The "young person" who, on leaving school, becomes a voracious devourer of unwholesome literature, cannot be said to have received a "useful" education. That vice and crime—whether practised or imagined—are in the first instance artificial outlets, outlets which the soul would not use if its expansive instincts were duly fostered, is proved by the absence of "naughtiness" in the Utopian school, and the absence of any taste for morbid excitement amongst Utopian ex-scholars. The unwholesome literature which gives so much concern to those who are interested in the welfare of the young, is unknown in Utopia. And in this, as in other matter, the "goodness" of the children and "young persons" is due, not to any lack of life and spirit, but to the very abundance of their vitality. Apart from the fact that vigorous growth, whether in plant or animal or human soul, is in itself a sure prophylactic against the various evils to which growing life is exposed, the Utopians are guarded against the danger of demoralising books and demoralising amusements by their many-sided interest in life. Their instinct to live, finding natural and adequate outlets in many directions, has no need to force for itself the artificial outlet of morbid excitement,—an outlet for imprisoned energies, which has too often proved an opening to a life of vice and crime. There is a Shakespeare in every cottage in Utopia; but the advocates of a repressive and restrictive education for the "lower orders" need not be alarmed at this, for the Utopians, who have found the secret of true happiness, are freer than most villagers from social discontent. Nor are Egeria's ex-pupils less efficient as labourers or domestic servants because they are interested in good literature, in Nature-study, in acting, or because they can still dance the Morris Dances and sing the Folk Songs which they learned in school.
FOOTNOTES:
[20] I am thinking more particularly of some of the Roman Catholic schools in the Irish quarter of Liverpool, where the singularly kind and gracious bearing of the teaching "sisters" towards their poor, ill-fed, and ill-clad pupils is an educative influence of incalculable value.

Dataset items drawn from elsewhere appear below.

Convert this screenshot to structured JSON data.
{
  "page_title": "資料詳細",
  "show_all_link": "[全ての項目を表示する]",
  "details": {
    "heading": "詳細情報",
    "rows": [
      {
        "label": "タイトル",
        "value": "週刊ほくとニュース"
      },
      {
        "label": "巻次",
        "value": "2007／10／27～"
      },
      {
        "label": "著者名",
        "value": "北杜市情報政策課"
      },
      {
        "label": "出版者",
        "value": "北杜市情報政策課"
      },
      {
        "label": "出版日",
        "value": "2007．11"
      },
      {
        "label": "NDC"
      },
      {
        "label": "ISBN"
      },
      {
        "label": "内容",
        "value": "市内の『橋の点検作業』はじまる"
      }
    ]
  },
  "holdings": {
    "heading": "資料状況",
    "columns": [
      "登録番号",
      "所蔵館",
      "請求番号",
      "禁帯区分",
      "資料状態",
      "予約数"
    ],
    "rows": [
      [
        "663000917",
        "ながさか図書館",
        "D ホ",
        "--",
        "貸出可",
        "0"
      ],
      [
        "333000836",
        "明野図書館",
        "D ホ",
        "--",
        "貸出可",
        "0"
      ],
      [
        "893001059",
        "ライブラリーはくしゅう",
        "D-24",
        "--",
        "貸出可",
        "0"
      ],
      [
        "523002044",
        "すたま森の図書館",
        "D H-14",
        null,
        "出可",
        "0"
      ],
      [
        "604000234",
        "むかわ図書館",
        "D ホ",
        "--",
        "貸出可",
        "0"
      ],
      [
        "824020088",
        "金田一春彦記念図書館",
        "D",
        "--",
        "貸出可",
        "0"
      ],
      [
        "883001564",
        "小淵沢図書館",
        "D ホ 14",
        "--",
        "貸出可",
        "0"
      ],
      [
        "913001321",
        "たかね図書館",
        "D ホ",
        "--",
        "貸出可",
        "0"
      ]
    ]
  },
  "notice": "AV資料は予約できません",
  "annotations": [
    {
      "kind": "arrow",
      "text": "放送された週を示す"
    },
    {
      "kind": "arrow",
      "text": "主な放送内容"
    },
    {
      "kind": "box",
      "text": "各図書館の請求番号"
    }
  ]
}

[21] The sense of justice, which would give to each his due, and therefore not more than his due to oneself, seems to hold the balance between selfishness and love, being as it were, equidistant from the greed and self-indulgence of the former and the lavishness and self-devotion of the latter. If this is so, and if the sense of duty is, as I have suggested, an offshoot from the sense of justice, one can understand why, on the one hand, the sense of duty should be needed to hold the self-seeking instincts in check, and why, on the other hand, it should be an altogether lower and weaker motive than love, by which indeed, in its own interest, it should always be ready to be superseded.
[22] I was once present when the Utopian children were going through a programme of Folk Songs and Morris Dances in the village hall. A lady who was looking on remarked to me: "This is all very fine; but if this sort of thing goes on, where are we going to find our servants?" The selfishness of this remark is obvious. What is less obvious, but more significant, is its purblindness. In point of fact the Utopian girls make excellent domestic servants, and are well content to "go into service."
[23] Some two or three years ago it was seriously proposed that marine navigation should be taught in all the elementary schools of a certain maritime county!